I mean, like most, most issues in most queer communities, when push comes to shove, we come together, even with those tensions. They were nothing compared to the abuse you would get from outside the queer community.
We kind of arrived in Perth in about '93, and settled down there for what would be 20, 25 odd years. And so once we were in Perth, we kind of had the privilege and pain of being everyone's queer family.
So, I know a lot of my friends, all of my friends, most of my sister's friends, had never met people with two mums before. I don't remember there being a lot of homophobia about it, but then I was fairly immune to it at that point, and I, I was pretty staunch. I was probably overachieving and being school captains and faction captains and some kind of subconscious level to prove that, you know, we weren't deficient and that we weren't damaged.
But I definitely remember people and the thrill of meeting real lesbians, (LAUGHS) and the disappointment that would fall across their faces when they realised that we were just another family and that neither of them were the dad. Lots of questions about which one's the dad and having to try and explain that that kind of is the point of being lesbians, is that neither of them is.

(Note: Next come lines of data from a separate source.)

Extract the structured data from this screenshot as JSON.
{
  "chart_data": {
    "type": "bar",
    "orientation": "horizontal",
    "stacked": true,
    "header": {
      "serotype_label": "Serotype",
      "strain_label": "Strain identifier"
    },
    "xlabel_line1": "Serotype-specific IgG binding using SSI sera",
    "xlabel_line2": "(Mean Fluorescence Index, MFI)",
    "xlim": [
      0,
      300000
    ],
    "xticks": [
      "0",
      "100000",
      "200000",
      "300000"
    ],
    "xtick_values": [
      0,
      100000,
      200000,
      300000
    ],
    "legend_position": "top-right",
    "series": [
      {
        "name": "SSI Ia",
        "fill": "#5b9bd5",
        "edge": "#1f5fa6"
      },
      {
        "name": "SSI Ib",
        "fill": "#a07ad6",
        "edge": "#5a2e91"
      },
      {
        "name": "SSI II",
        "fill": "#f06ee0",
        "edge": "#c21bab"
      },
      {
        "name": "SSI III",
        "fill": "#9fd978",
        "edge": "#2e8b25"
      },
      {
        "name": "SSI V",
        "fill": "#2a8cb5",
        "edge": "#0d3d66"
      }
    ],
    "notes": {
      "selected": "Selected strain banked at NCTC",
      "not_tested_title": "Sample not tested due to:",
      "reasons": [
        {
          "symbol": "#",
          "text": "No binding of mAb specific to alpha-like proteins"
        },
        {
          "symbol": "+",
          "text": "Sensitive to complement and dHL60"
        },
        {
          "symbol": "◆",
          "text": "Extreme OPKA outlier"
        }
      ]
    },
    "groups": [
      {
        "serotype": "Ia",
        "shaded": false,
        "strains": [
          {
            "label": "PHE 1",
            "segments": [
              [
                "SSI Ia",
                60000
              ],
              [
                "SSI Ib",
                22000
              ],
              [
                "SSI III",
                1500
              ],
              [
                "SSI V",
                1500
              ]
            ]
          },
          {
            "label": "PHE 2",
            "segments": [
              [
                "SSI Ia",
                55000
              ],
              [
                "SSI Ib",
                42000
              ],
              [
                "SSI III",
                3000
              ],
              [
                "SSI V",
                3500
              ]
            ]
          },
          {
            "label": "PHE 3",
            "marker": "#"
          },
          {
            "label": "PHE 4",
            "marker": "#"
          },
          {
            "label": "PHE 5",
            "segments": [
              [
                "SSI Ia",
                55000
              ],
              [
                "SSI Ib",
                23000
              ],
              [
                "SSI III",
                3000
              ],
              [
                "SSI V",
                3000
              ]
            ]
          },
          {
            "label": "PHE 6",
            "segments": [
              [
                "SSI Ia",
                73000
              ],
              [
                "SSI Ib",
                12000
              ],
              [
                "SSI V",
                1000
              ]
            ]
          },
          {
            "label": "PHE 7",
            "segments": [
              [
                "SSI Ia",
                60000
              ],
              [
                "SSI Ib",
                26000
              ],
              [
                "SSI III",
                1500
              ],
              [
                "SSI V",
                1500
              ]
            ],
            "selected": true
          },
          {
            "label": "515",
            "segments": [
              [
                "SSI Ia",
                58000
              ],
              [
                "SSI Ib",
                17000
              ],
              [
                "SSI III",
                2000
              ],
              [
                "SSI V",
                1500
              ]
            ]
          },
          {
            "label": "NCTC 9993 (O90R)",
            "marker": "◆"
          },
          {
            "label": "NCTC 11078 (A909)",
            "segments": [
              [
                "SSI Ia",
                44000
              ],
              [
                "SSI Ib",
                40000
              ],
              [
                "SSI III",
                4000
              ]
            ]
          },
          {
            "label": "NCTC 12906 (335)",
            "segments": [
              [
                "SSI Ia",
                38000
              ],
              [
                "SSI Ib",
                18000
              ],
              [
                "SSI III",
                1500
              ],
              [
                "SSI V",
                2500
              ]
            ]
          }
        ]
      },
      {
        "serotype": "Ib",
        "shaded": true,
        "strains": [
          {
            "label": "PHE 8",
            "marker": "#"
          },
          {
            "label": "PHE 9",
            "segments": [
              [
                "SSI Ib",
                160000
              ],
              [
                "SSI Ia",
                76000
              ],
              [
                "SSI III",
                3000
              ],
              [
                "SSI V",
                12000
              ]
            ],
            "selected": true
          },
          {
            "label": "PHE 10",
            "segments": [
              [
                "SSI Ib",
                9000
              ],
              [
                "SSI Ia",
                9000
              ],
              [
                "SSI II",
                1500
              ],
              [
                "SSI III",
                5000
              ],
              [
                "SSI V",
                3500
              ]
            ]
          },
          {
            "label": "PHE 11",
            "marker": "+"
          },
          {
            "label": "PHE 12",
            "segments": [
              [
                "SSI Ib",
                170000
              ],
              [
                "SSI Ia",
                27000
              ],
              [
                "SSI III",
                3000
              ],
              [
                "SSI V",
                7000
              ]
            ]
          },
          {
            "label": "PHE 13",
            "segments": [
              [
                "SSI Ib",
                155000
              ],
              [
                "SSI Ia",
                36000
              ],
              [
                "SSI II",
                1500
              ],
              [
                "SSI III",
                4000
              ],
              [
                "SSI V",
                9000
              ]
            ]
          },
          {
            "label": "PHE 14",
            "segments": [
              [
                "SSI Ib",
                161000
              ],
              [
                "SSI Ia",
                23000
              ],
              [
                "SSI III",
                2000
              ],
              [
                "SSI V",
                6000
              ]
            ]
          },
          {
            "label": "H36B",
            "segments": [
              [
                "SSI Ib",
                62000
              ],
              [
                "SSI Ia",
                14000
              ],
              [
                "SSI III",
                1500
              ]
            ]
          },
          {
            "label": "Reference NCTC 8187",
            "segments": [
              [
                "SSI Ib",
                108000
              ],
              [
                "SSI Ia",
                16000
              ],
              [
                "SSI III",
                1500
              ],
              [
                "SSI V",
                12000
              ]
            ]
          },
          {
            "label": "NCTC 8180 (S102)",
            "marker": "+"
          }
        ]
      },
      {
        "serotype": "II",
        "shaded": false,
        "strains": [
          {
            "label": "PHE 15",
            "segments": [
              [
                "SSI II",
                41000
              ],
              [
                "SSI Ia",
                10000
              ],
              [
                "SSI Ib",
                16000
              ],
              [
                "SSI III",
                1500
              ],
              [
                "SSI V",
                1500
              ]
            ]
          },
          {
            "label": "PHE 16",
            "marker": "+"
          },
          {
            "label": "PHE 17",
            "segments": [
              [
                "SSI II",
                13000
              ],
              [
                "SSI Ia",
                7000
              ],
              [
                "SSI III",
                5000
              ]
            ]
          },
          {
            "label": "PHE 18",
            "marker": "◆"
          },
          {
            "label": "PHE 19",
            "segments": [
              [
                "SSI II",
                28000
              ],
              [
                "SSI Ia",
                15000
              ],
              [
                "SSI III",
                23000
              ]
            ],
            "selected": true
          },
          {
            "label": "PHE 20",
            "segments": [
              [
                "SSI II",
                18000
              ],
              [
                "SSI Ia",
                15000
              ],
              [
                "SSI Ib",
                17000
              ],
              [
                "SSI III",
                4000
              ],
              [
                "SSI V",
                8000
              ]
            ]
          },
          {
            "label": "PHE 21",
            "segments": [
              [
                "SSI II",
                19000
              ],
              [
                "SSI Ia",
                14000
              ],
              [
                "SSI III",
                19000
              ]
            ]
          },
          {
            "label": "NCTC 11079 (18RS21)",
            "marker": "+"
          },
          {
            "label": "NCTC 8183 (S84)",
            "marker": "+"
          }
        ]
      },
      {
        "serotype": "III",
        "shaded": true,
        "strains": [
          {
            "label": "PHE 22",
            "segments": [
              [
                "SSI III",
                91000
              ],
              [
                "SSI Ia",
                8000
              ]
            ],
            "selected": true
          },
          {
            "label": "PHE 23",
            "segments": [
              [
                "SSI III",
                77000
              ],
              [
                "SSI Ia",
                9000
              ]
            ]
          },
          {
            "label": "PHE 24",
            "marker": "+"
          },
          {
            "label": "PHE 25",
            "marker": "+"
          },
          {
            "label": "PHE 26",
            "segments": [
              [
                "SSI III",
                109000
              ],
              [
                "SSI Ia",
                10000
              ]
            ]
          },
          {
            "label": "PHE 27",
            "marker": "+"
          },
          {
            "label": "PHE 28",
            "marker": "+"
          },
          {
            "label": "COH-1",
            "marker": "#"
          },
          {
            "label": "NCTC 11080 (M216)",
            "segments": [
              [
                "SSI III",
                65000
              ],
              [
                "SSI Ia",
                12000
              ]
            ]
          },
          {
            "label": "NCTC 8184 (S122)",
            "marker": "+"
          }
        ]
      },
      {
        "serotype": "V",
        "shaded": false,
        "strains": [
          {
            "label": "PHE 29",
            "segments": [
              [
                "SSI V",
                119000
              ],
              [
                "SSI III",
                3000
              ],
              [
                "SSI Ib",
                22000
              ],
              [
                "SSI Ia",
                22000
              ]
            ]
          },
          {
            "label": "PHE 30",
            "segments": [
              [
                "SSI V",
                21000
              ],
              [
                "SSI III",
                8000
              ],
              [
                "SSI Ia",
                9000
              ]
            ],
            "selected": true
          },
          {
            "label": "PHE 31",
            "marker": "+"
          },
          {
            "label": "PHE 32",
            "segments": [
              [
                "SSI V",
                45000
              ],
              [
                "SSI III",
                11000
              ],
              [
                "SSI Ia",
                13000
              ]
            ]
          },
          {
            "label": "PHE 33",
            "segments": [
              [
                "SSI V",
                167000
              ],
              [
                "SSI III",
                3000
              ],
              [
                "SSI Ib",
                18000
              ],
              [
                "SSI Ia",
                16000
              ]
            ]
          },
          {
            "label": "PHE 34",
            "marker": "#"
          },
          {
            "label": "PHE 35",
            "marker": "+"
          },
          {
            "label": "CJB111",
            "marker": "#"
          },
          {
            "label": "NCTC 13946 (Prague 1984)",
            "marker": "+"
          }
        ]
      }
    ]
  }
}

So really from there, I suppose these posters came around, probably around about the time that we'd settled in Perth. And so I remember seeing things like these, "Some kids have two mums", I remember the "Lesbians are everywhere, so get over it" bumper stickers that we had. The women's symbol with the fist was… there were singlets. All of that imagery, all of that iconography, was all just part of my childhood. So it's actually quite wonderful to see that kind of coming up again and to be able to remind people of that.

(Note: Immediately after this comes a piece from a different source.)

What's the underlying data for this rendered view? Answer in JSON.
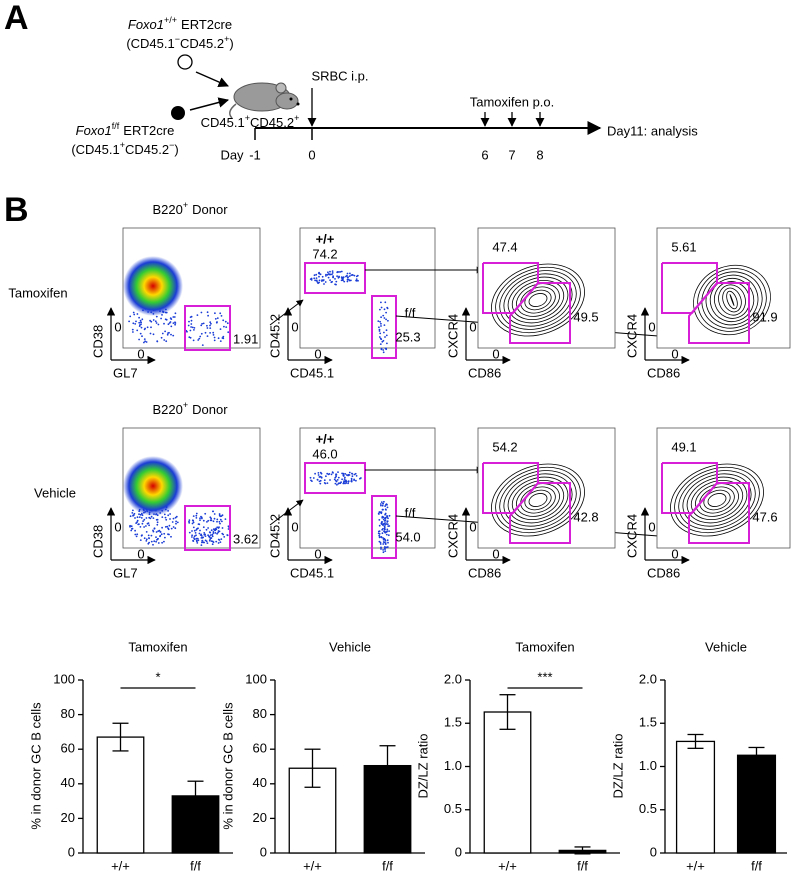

So for me, yeah, it's always been that source of inspiration that these things made it a much safer and normal, more normalised experience for a lot of people, and I'm really glad people had that.

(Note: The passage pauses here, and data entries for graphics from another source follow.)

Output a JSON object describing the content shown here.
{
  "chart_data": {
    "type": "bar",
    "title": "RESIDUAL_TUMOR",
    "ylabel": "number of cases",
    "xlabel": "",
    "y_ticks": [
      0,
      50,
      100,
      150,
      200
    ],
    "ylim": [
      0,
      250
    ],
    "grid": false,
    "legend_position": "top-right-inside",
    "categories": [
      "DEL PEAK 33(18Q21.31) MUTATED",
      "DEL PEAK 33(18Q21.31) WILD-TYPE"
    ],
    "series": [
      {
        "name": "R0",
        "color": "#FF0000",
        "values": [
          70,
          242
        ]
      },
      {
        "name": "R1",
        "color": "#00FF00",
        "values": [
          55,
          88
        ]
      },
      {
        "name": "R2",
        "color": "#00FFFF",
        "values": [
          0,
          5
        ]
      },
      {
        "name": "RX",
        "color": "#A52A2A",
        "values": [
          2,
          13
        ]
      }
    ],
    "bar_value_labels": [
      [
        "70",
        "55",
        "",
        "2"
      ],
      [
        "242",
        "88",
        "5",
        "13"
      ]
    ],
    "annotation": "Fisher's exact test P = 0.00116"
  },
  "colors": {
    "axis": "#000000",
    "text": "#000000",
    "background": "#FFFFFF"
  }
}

I never felt like I needed it as much, but I think my parents actually curated a lot of this same energy and these same perspectives, and we were living and working with the women behind a lot of these same kinds of, posters and flyers and events and, legislative pushes and these pushes for childcare.
So I was always kind of in that. So I don't know, I feel like we were always designed to help other queer families because we were in a position where we had each other and we were safe, and we knew that that wasn't always the case.
Yeah, I suppose watching them navigate that kind of space, watching them deal with their own toxic friends and family, watching my own family come around knowing that if, you know, my natural tendency, which would probably be to, if that had happened to me, would be to drive back to Tasmania, well catch a boat back to Tasmania and then burn the entire island.
My mums didn't. And as a result, five, ten years later, she had her mum again. She had all of her aunties, all of my nieces and nephews and cousins and Mum's nieces and nephews looked up to her and have told her that she was the first lesbian in the family, which, you know, statistically can't possibly be true, but she was the first out person.
And so there's a whole couple of generations that, because my mum chose patience, and not that she wasn't frustrated and didn't give into anger a few times with them, but that she kept that door open even if it was just a crack, even if it was, you guys have to do a lot of work on yourselves, but do that and you can come back.
Taking people on those small and large journeys, which often feels like it comes at great cost to yourself. I suppose they taught me that sometimes you can think bigger picture and sometimes it will actually come back to you.